Unbounded cardinality of the incoming signature prevents the use of metrics for capturing the origin of the request. Instead, this proposal includes a log sampling approach in line with other PBS log options to report on the origin and validation result of requests received.

Possible Log Entries

coming soon

Answered Questions

• Do we really need a exclude_bidders block list? If a bidder has configured their DNS to support ads.cert 2.0 isn't it logical to assume they will support the header signature? Yes, because we want to send an unsigned header to all bidders.
• Is this a good candidate to be implemented as a PBS Module?
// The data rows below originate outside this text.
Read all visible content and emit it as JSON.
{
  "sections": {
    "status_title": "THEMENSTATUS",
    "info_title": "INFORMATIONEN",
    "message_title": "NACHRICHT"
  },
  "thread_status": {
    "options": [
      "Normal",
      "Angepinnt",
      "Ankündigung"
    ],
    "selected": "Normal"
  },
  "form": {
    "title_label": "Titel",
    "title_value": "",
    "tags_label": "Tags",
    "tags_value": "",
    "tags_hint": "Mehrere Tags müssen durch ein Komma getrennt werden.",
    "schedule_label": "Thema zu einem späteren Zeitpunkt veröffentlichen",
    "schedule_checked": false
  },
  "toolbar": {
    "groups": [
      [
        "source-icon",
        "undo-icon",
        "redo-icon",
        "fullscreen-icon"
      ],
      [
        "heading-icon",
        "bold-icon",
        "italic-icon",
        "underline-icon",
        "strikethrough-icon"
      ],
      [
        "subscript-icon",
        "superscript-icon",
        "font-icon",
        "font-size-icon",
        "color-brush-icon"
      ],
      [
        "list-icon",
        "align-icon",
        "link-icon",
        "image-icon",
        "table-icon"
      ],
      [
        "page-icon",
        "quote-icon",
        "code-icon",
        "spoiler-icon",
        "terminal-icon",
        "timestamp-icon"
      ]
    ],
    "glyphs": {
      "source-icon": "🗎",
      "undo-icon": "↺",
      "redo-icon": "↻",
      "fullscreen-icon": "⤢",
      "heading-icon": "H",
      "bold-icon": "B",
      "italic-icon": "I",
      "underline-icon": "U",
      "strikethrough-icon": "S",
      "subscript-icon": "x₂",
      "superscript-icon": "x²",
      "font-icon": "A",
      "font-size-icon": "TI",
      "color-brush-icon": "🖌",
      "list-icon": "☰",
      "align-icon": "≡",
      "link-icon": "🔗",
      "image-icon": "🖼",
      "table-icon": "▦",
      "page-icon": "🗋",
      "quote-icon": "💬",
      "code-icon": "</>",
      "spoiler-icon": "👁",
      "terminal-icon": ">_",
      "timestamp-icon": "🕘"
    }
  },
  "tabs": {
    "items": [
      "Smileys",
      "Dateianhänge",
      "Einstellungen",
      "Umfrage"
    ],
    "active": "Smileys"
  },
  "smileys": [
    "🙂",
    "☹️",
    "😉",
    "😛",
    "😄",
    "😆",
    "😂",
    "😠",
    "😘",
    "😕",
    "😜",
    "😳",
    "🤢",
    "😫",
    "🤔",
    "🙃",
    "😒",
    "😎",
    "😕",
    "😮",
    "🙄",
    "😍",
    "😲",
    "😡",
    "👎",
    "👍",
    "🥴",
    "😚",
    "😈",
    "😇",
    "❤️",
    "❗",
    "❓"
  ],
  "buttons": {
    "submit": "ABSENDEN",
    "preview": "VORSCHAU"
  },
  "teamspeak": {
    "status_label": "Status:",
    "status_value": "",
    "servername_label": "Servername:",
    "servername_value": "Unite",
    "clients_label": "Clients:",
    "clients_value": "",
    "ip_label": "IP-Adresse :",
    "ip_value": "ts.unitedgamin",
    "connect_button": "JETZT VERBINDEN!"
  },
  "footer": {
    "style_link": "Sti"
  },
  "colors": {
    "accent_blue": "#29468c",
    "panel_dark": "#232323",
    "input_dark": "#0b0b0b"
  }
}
No, because existing Modules hooks in PBS-Java and planned hooks in PBS-Go do not support adding HTTP headers to outgoing bid requests.

Open Questions

• Should we include the option to block failed verified requests at this time?
• How should we define the configuration to exclude a bidder from Ads.Cert 2.0? We can either use a block list in the Ads.Cert config (ex: experiment.adscert .signing.exclude_bidders) or a config on the bidder itself (ex: adapters.BIDDER.experiment.adscert.signing.enabled). Which approach do we prefer?

[SyntaxNode]

We discussed this proposal in a special committee meeting on November 16, 2021. We decided:

• This is not a good candidate for a PBS Module because the current hook interfaces do not allow setting HTTP headers in the outgoing bid request. This may an interesting hook option to consider in the future, but for now Ads.Cert 2.0 functionality will be part of PBS Core.
• We want to send the authorization header to all outgoing bidders and have an option to disable it per-bidder in case a bidder does not gracefully handle unexpected headers. If the bidder does not have their call sign registered via DNS the authorization header cannot have a signature, but will have enough information to inform the bidder that the party sending them the request supports authenticated connections if they choose to implement it in the future.

[stale]

This issue has been automatically marked as stale because it has not had recent activity. It will be closed if no further activity occurs. Thank you for your contributions.

[SyntaxNode]

This is implemented in PBS-Go. We're going to leave it as "experimental" pending real world usage (let us know if you're using it) and a change for the IAB library which will send a discovery Ads.Cert message to bidders which do not yet have established an Ads.Cert Call Sign to signal upstream support.